Since I didn't state, or imply, any value judgment at all about any IQ score at all, your question is not relevant to anything I said, and is not related to anything I have any desire to discuss here.
I'm in the 'smart is as smart does' camp myself since 'smartness' strikes me as an appeal to authority (and I am anti-authoritarian by nature).
Fer chrissakes. Your entire output here has been one great big appeal to an alleged authority: yourself. Your INTJ-ness, for instance, is of no interest to me in relation to whatever argument you have supposedly been attempting to formulate, and yet you go to lengths to assert it as if it were relevant. Behind that, you have obviously adopted the personality quizzies in question as authoritative measurements of something useful, and I'm not quite on board with that, as you've noticed. Self-reporting by self-selected respondents just isn't one of the most reliable measurement methods around.

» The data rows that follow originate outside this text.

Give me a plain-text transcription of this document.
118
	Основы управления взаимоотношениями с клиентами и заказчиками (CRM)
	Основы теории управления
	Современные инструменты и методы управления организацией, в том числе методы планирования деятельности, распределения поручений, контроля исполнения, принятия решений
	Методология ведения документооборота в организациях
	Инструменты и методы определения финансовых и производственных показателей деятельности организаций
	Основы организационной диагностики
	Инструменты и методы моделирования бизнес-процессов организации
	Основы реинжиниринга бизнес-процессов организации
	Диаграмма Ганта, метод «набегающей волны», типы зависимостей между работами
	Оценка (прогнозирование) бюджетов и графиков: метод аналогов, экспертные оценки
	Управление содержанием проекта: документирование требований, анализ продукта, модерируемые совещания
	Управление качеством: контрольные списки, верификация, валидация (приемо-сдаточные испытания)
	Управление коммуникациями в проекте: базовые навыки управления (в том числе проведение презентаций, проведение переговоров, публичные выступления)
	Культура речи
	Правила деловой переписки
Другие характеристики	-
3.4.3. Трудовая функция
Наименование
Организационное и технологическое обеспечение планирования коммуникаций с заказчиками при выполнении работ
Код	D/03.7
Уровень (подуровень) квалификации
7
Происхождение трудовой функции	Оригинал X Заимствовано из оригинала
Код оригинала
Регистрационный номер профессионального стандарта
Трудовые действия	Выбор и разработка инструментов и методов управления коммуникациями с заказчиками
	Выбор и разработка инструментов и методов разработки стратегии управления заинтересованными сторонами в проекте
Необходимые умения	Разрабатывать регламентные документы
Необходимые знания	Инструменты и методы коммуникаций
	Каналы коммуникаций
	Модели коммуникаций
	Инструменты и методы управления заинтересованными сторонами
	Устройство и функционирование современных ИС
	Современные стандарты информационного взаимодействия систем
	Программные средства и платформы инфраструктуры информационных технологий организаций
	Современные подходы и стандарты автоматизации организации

By the bye, refusing to use words according to their accepted meaning, or to acknowledge the meaningless-ness of the "words" one uses, is not evidence of an anti-authoritarian nature. It's just dumb. Authority can exist without its exercise being "authoritarian". The "authority" in question is the authority of the collectivity composed of speakers of a language, in respect of the meanings assigned to the words in that language; that authority itself is definitional. Rejecting that authority isn't evidence of anti-authoritarianism, it's evidence of contrarianism. Occasionally charming, but hardly worth making an ideology out of.